Seiple, Samantha. Nazi Saboteurs: Hitler’s Secret Attack on America. New York: Scholastic Focus, an imprint of Scholastic, Inc., 2019.
Are there any elements of World War II that haven’t been thoroughly covered by fiction and non-fiction alike? While it surely depends on the expertise of the reader, there are a few details in Nazi Saboteurs that seem like home front knowledge bombs: the Japanese invaded Alaska (what ?!?) and German saboteurs came ashore in New York and Florida.
Even if the history book version has been covered, this is the story told from the point of view of the Saboteurs, only a few of them Nazi true believers. They found themselves in the United States with explosives, cash, and a mission to destroy infrastructure and industrial targets to disrupt the Allied war effort. They were trained with the usual Nazi efficient fervor, but they didn’t trust one another, and, according to many of them, their hearts weren’t in the mission. Rather, they would rather reunite with family in the U.S., help trip up the German war effort, and/or get to South America.

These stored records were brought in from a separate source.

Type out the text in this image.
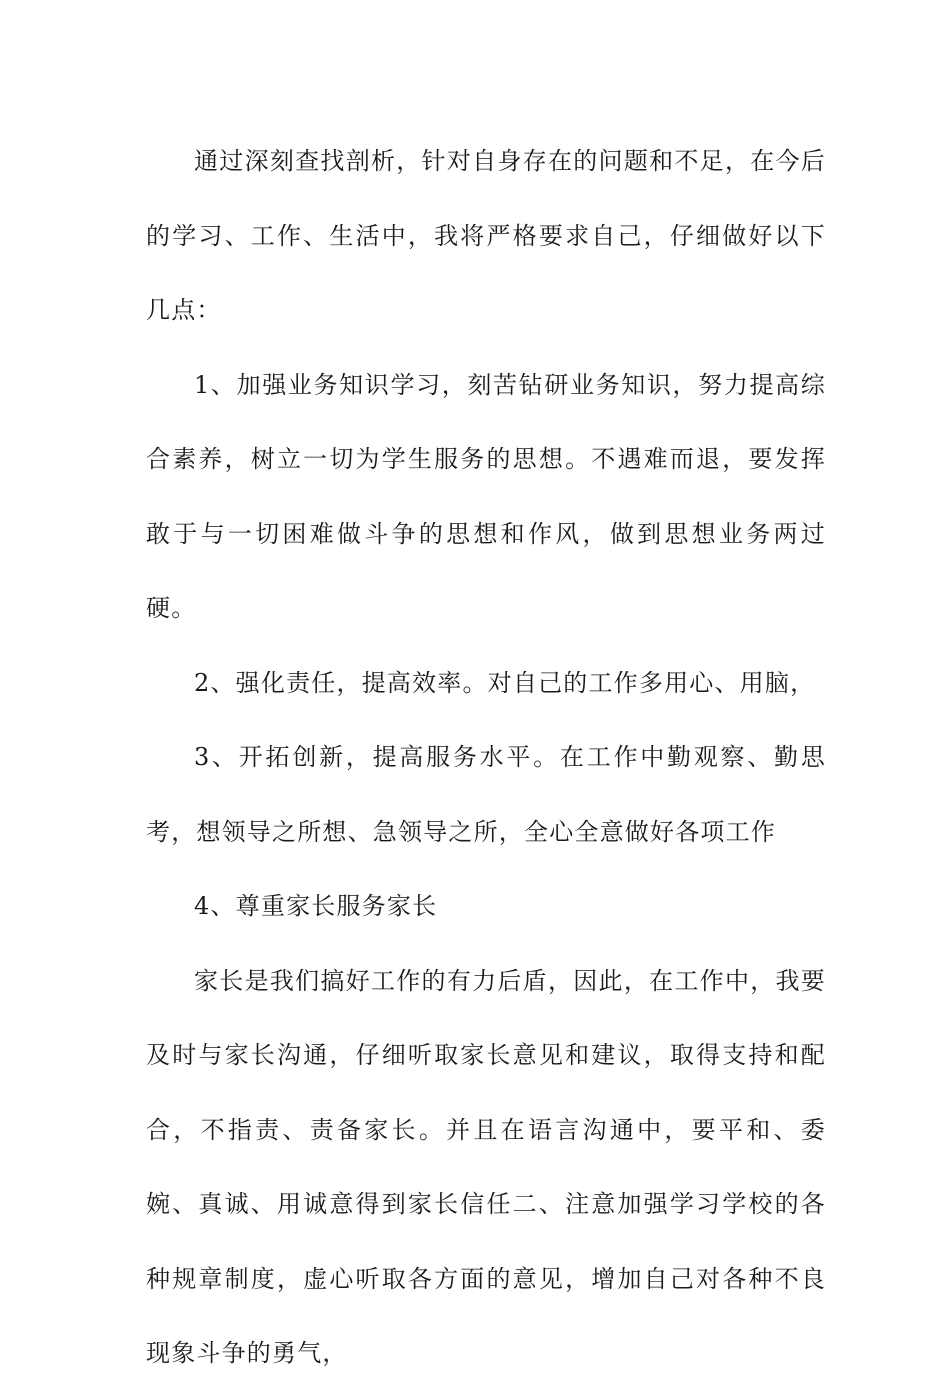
通过深刻查找剖析，针对自身存在的问题和不足，在今后的学习、工作、生活中，我将严格要求自己，仔细做好以下几点：

1、加强业务知识学习，刻苦钻研业务知识，努力提高综合素养，树立一切为学生服务的思想。不遇难而退，要发挥敢于与一切困难做斗争的思想和作风，做到思想业务两过硬。

2、强化责任，提高效率。对自己的工作多用心、用脑，

3、开拓创新，提高服务水平。在工作中勤观察、勤思考，想领导之所想、急领导之所，全心全意做好各项工作

4、尊重家长服务家长

家长是我们搞好工作的有力后盾，因此，在工作中，我要及时与家长沟通，仔细听取家长意见和建议，取得支持和配合，不指责、责备家长。并且在语言沟通中，要平和、委婉、真诚、用诚意得到家长信任二、注意加强学习学校的各种规章制度，虚心听取各方面的意见，增加自己对各种不良现象斗争的勇气，
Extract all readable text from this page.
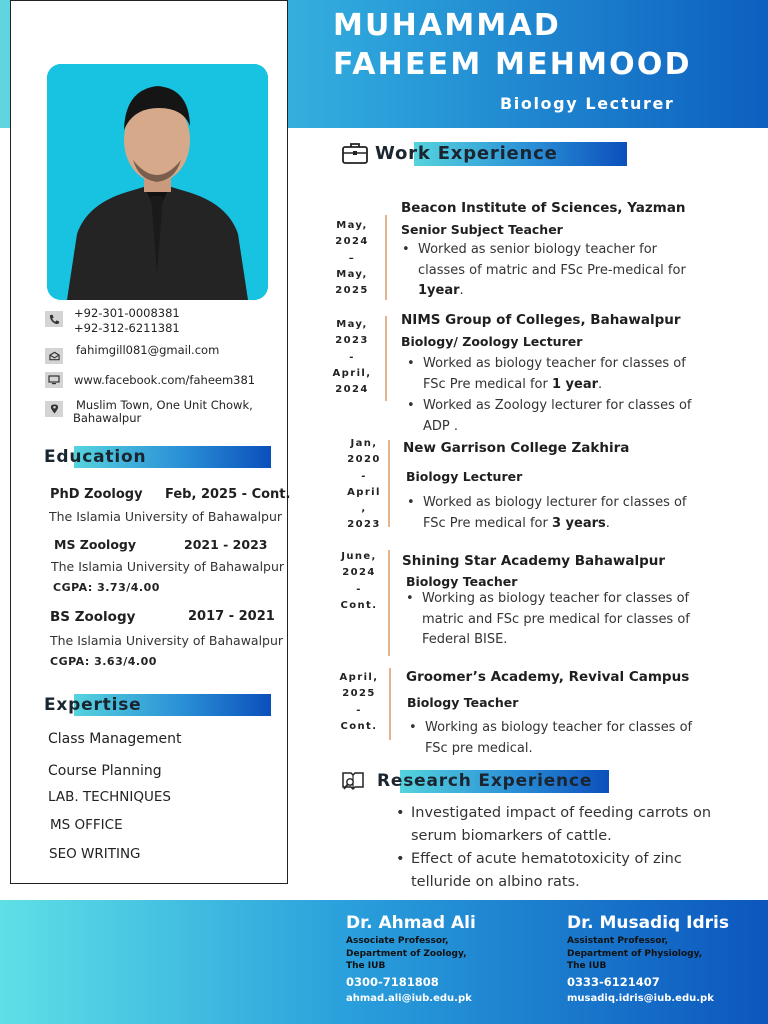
MUHAMMAD
FAHEEM MEHMOOD
Biology Lecturer
+92-301-0008381
+92-312-6211381
fahimgill081@gmail.com
www.facebook.com/faheem381
Muslim Town, One Unit Chowk,
Bahawalpur
Education
PhD Zoology Feb, 2025 - Cont.
The Islamia University of Bahawalpur
MS Zoology	2021 - 2023
The Islamia University of Bahawalpur
CGPA: 3.73/4.00
BS Zoology	2017 - 2021
The Islamia University of Bahawalpur
CGPA: 3.63/4.00
Expertise
Class Management
Course Planning
LAB. TECHNIQUES
MS OFFICE
SEO WRITING
Work Experience
May,
2024
–
May,
2025
Beacon Institute of Sciences, Yazman
Senior Subject Teacher
• Worked as senior biology teacher for classes of matric and FSc Pre-medical for 1year.
May,
2023
-
April,
2024
NIMS Group of Colleges, Bahawalpur
Biology/ Zoology Lecturer
• Worked as biology teacher for classes of FSc Pre medical for 1 year.
• Worked as Zoology lecturer for classes of ADP .
Jan,
2020
-
April
,
2023
New Garrison College Zakhira
Biology Lecturer
• Worked as biology lecturer for classes of FSc Pre medical for 3 years.
June,
2024
-
Cont.
Shining Star Academy Bahawalpur
Biology Teacher
• Working as biology teacher for classes of matric and FSc pre medical for classes of Federal BISE.
April,
2025
-
Cont.
Groomer’s Academy, Revival Campus
Biology Teacher
• Working as biology teacher for classes of FSc pre medical.
Research Experience
• Investigated impact of feeding carrots on serum biomarkers of cattle.
• Effect of acute hematotoxicity of zinc telluride on albino rats.
Dr. Ahmad Ali
Associate Professor,
Department of Zoology,
The IUB
0300-7181808
ahmad.ali@iub.edu.pk
Dr. Musadiq Idris
Assistant Professor,
Department of Physiology,
The IUB
0333-6121407
musadiq.idris@iub.edu.pk
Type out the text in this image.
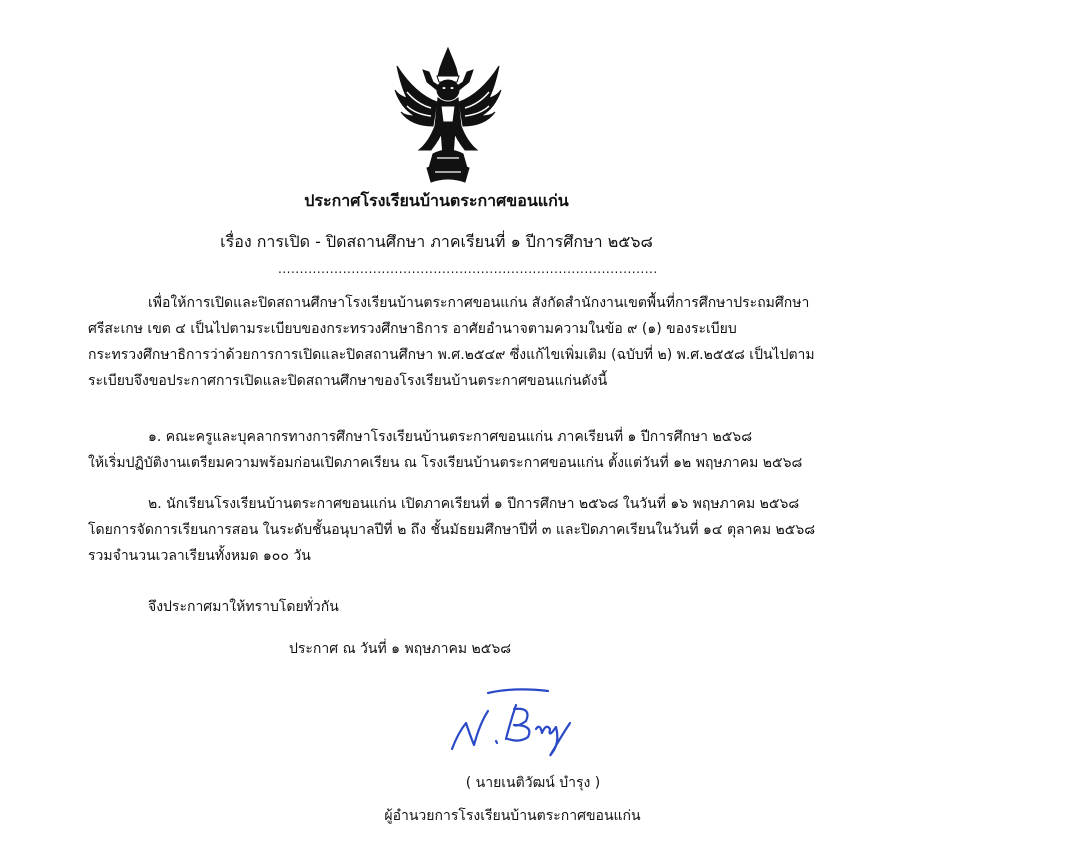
ประกาศโรงเรียนบ้านตระกาศขอนแก่น
เรื่อง การเปิด - ปิดสถานศึกษา ภาคเรียนที่ ๑ ปีการศึกษา ๒๕๖๘
........................................................................................
เพื่อให้การเปิดและปิดสถานศึกษาโรงเรียนบ้านตระกาศขอนแก่น สังกัดสำนักงานเขตพื้นที่การศึกษาประถมศึกษา
ศรีสะเกษ เขต ๔ เป็นไปตามระเบียบของกระทรวงศึกษาธิการ อาศัยอำนาจตามความในข้อ ๙ (๑) ของระเบียบ
กระทรวงศึกษาธิการว่าด้วยการการเปิดและปิดสถานศึกษา พ.ศ.๒๕๔๙ ซึ่งแก้ไขเพิ่มเติม (ฉบับที่ ๒) พ.ศ.๒๕๕๘ เป็นไปตาม
ระเบียบจึงขอประกาศการเปิดและปิดสถานศึกษาของโรงเรียนบ้านตระกาศขอนแก่นดังนี้
๑. คณะครูและบุคลากรทางการศึกษาโรงเรียนบ้านตระกาศขอนแก่น ภาคเรียนที่ ๑ ปีการศึกษา ๒๕๖๘
ให้เริ่มปฏิบัติงานเตรียมความพร้อมก่อนเปิดภาคเรียน ณ โรงเรียนบ้านตระกาศขอนแก่น ตั้งแต่วันที่ ๑๒ พฤษภาคม ๒๕๖๘
๒. นักเรียนโรงเรียนบ้านตระกาศขอนแก่น เปิดภาคเรียนที่ ๑ ปีการศึกษา ๒๕๖๘ ในวันที่ ๑๖ พฤษภาคม ๒๕๖๘
โดยการจัดการเรียนการสอน ในระดับชั้นอนุบาลปีที่ ๒ ถึง ชั้นมัธยมศึกษาปีที่ ๓ และปิดภาคเรียนในวันที่ ๑๔ ตุลาคม ๒๕๖๘
รวมจำนวนเวลาเรียนทั้งหมด ๑๐๐ วัน
จึงประกาศมาให้ทราบโดยทั่วกัน
ประกาศ ณ วันที่ ๑ พฤษภาคม ๒๕๖๘
( นายเนติวัฒน์ บำรุง )
ผู้อำนวยการโรงเรียนบ้านตระกาศขอนแก่น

Nazi Saboteurs follows these eight figures as their lives lead up to the well-funded but doomed plot, as some of them work to expose the mission, and the consequences of their actions along the way. Seiple uses photographs to great benefit but following eight characters with their own agendas sometimes gets a little muddled. Still, this is a solid take on WWII on the home front and a page-turner, too.
The last chapter compares the German sabotage effort and the events that followed with 9/11 and its aftermath. Back matter includes a description of source documents (some of which are declassified court transcripts and FBI records), and an index. Features primary sources. A valuable addition to an upper elementary or middle school collection.
Dewey: 940.54 Interest Level: Grades 4-8
Awards and Reviews: Booklist, Kirkus, School Library Connection, School Library Journal
Older students might like: The Boys Who Challenged Hitler, by Phillip Hoose
Fiction pairing: The Good War, by Todd Strasser
On the Web: The FBI’s Famous Cases and Criminals: Nazi Saboteurs and George Dasch. FBI’s official take on the case.
Smithsonian Magazine: G-Men and Nazi Spies video from 1941 describing the plot featuring J. Edgar Hoover.